Researchers from the University of Copenhagen followed 1.8 million Danish women between the ages of 15 and 50 for over a decade.
They found that for every 100,000 women using the combined pill, progesterone-only pill, vaginal ring or IUD, an additional 13 cases of the disease occurred each year. This means that out of 100,000 women on birth control, there will be 66 diagnoses annually, compared with 55 among non-users.
The level of risk was also shown to be dependant on the length of time each woman had taken the contraception – with a 9 per cent increase in those who had been using it for less than 12 months, and a 38 per cent increase if it had been longer than 10 years. Interestingly, after the women switched to non-hormonal methods, this gradually declined with time and the risk completely disappeared five to ten years later.
“This is an important study because we had no idea how the modern-day pills compared to the old-fashioned pills in terms of breast cancer risk, and we didn’t know anything about IUDs,” Dr Marisa Weiss, an oncologist who founded breastcancer.org, told the New York Times.
“Gynecologists just assumed that a lower dose of hormone meant a lower risk of cancer.
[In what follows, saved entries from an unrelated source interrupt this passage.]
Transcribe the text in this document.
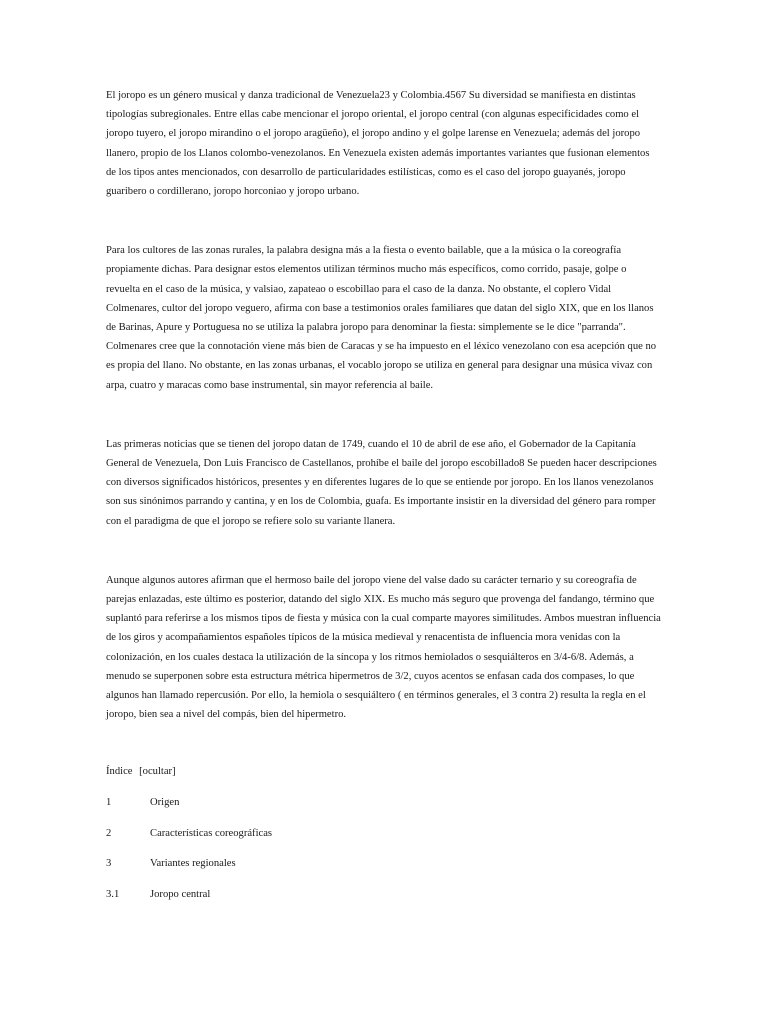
El joropo es un género musical y danza tradicional de Venezuela23 y Colombia.4567 Su diversidad se manifiesta en distintas tipologías subregionales. Entre ellas cabe mencionar el joropo oriental, el joropo central (con algunas especificidades como el joropo tuyero, el joropo mirandino o el joropo aragüeño), el joropo andino y el golpe larense en Venezuela; además del joropo llanero, propio de los Llanos colombo-venezolanos. En Venezuela existen además importantes variantes que fusionan elementos de los tipos antes mencionados, con desarrollo de particularidades estilísticas, como es el caso del joropo guayanés, joropo guaribero o cordillerano, joropo horconiao y joropo urbano.

Para los cultores de las zonas rurales, la palabra designa más a la fiesta o evento bailable, que a la música o la coreografía propiamente dichas. Para designar estos elementos utilizan términos mucho más específicos, como corrido, pasaje, golpe o revuelta en el caso de la música, y valsiao, zapateao o escobillao para el caso de la danza. No obstante, el coplero Vidal Colmenares, cultor del joropo veguero, afirma con base a testimonios orales familiares que datan del siglo XIX, que en los llanos de Barinas, Apure y Portuguesa no se utiliza la palabra joropo para denominar la fiesta: simplemente se le dice "parranda". Colmenares cree que la connotación viene más bien de Caracas y se ha impuesto en el léxico venezolano con esa acepción que no es propia del llano. No obstante, en las zonas urbanas, el vocablo joropo se utiliza en general para designar una música vivaz con arpa, cuatro y maracas como base instrumental, sin mayor referencia al baile.

Las primeras noticias que se tienen del joropo datan de 1749, cuando el 10 de abril de ese año, el Gobernador de la Capitanía General de Venezuela, Don Luis Francisco de Castellanos, prohíbe el baile del joropo escobillado8 Se pueden hacer descripciones con diversos significados históricos, presentes y en diferentes lugares de lo que se entiende por joropo. En los llanos venezolanos son sus sinónimos parrando y cantina, y en los de Colombia, guafa. Es importante insistir en la diversidad del género para romper con el paradigma de que el joropo se refiere solo su variante llanera.

Aunque algunos autores afirman que el hermoso baile del joropo viene del valse dado su carácter ternario y su coreografía de parejas enlazadas, este último es posterior, datando del siglo XIX. Es mucho más seguro que provenga del fandango, término que suplantó para referirse a los mismos tipos de fiesta y música con la cual comparte mayores similitudes. Ambos muestran influencia de los giros y acompañamientos españoles típicos de la música medieval y renacentista de influencia mora venidas con la colonización, en los cuales destaca la utilización de la síncopa y los ritmos hemiolados o sesquiálteros en 3/4-6/8. Además, a menudo se superponen sobre esta estructura métrica hipermetros de 3/2, cuyos acentos se enfasan cada dos compases, lo que algunos han llamado repercusión. Por ello, la hemiola o sesquiáltero ( en términos generales, el 3 contra 2) resulta la regla en el joropo, bien sea a nivel del compás, bien del hipermetro.

Índice [ocultar]
1	Origen
2	Características coreográficas
3	Variantes regionales
3.1	Joropo central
But the same elevated risk is there.”
“It’s small but it’s measurable,” she continued. “if you add up all of the millions of women taking the pill it is a significant public health concern.”
However, speaking with CNN, David Hunter - a professor epidemiology and medicine at the Nuffield Department of Population Health – explained that it is important to take these findings into perspective.
He pointed out that many hormonal contraceptives, in particular, oral contraceptives are also linked to a lower risk of ovarian, endometrial and colorectal cancers later in life.
“The benefits (against these other cancers) persists for one or two decades,” he told the publication. “[So] overall, it may be more beneficial.”